Text von Johanna Stein
21.12.2022
Nachhaltigkeit

Je weiter der Klimawandel voranschreitet, desto höher steigt auch der Meeresspiegel. Das stellt Küstenregionen vor große Probleme. Eine innovative Idee ebnet nun möglicherweise den Weg in eine neue Zukunft: Die erste nachhaltige Stadt, die auf dem Meer schwimmt.

An schönen Tagen zeichnet sich an der norditalienischen Küstenstadt Venedig ein idyllisches Bild ab: Touristen schlendern durch schmale Gassen, Tauben flattern durch die Lüfte und Gondolieri schippern mit kleinen Booten über Kanäle. Im Jahr 2019 schwenkte dieses Bild plötzlich in ein düsteres, bedrohliches Szenario um: Sturm und Starkregen suchten die Stadt heim. Aus den Kanälen trat Meerwasser über die Ufer und flutete Gassen, Plätze und Gebäude. Mancherorts fiel dazu noch der Strom aus – ein Untergangsszenario wie in einem Katastrophenfilm.

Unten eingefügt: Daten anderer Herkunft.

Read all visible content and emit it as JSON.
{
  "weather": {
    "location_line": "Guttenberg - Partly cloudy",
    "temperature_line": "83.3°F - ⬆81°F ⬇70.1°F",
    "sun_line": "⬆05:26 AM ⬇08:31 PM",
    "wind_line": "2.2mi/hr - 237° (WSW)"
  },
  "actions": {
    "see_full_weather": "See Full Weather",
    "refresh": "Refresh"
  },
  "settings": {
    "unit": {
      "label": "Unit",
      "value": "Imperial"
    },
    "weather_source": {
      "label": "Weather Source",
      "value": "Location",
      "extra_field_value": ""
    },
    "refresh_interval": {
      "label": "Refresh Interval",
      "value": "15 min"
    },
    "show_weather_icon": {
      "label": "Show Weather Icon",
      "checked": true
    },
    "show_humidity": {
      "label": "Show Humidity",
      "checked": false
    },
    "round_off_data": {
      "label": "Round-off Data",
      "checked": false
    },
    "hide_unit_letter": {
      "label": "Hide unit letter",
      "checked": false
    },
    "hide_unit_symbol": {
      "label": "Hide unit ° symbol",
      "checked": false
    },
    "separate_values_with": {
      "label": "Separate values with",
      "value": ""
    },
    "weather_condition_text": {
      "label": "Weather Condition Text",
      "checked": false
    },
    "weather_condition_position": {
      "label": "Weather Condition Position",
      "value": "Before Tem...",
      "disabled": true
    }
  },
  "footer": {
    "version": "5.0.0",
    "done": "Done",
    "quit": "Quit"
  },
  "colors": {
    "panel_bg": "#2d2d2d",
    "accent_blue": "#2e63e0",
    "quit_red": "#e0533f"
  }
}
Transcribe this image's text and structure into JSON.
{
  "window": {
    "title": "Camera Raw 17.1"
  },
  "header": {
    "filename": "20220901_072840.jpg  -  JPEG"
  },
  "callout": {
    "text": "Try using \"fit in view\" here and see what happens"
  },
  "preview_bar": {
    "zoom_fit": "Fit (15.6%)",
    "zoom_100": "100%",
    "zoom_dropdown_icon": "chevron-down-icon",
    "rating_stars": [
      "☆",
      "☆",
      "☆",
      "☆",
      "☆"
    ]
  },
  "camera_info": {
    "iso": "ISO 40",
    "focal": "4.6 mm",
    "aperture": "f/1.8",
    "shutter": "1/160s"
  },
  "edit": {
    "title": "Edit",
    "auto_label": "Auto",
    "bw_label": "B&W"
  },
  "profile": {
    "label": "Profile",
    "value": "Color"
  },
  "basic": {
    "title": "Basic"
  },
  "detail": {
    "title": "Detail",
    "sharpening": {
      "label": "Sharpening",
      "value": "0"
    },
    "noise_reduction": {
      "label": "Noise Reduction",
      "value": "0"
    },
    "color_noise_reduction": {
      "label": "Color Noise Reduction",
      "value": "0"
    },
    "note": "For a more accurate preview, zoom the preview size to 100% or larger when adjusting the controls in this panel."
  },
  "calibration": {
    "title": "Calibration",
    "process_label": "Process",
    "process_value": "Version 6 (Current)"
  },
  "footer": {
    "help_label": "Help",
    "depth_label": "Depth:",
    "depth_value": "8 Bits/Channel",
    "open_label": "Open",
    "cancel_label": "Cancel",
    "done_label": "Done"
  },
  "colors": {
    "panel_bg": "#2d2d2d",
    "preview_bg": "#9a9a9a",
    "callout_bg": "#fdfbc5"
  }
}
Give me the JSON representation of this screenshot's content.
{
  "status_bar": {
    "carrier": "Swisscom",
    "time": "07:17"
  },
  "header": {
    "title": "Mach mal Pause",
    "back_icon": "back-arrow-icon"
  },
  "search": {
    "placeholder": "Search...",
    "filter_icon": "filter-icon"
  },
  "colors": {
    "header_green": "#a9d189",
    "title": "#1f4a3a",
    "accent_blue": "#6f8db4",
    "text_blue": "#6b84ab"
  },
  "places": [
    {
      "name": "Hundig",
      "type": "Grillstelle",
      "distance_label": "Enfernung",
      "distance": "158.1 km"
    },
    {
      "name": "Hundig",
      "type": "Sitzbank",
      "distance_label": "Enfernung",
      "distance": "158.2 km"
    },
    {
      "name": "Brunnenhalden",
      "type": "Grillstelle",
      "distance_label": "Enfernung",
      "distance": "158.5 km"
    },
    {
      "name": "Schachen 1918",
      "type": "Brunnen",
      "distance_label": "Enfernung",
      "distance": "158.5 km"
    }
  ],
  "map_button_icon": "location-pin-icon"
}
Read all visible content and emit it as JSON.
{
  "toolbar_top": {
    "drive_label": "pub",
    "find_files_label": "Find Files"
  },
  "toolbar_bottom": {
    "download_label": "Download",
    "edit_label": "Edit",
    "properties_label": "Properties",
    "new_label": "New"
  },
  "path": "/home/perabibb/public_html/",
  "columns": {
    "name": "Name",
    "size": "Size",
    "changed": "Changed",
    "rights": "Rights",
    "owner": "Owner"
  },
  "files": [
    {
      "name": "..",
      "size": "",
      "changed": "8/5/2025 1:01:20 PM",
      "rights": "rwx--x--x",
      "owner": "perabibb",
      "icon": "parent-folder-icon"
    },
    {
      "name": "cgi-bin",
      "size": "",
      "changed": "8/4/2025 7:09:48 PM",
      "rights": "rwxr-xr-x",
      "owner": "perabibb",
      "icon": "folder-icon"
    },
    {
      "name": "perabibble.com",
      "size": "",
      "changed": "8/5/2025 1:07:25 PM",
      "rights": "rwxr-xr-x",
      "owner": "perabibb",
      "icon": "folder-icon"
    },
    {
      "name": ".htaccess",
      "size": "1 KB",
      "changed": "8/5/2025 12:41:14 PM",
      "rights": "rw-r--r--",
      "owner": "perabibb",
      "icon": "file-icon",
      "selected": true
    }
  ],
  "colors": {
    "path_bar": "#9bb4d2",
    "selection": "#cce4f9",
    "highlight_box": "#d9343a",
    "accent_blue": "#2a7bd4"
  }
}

Seit Jahren warnen Wissenschaftler davor, dass Küstenstädte wie Venedig, Amsterdam, Alexandria, Jakarta oder Bangkok immer häufiger Überschwemmungen erleben werden. Der Meeresspiegel steigt jedes Jahr um rund zwei bis drei Millimeter an und bedroht den Lebensraum von Millionen Menschen auf der ganzen Welt. Das Nachrichtenportal Nature.com prognostiziert: Bis 2050 werden wohl 300 Millionen Menschen in Gebieten wohnen, die mindestens einmal im Jahr überflutet werden. Allein in Deutschland leben derzeit rund 3,2 Millionen Menschen in hochwassergefährdeten Küstengebieten. Schutzmaßnahmen wie Deiche, Dämme und Sperrwerke sollen Regionen vielerorts vor dem Wasser abschirmen. Eine futuristische Konstruktion zeigt nun eine neue Möglichkeit auf: Ganze Städte werden aufs Wasser verlegt.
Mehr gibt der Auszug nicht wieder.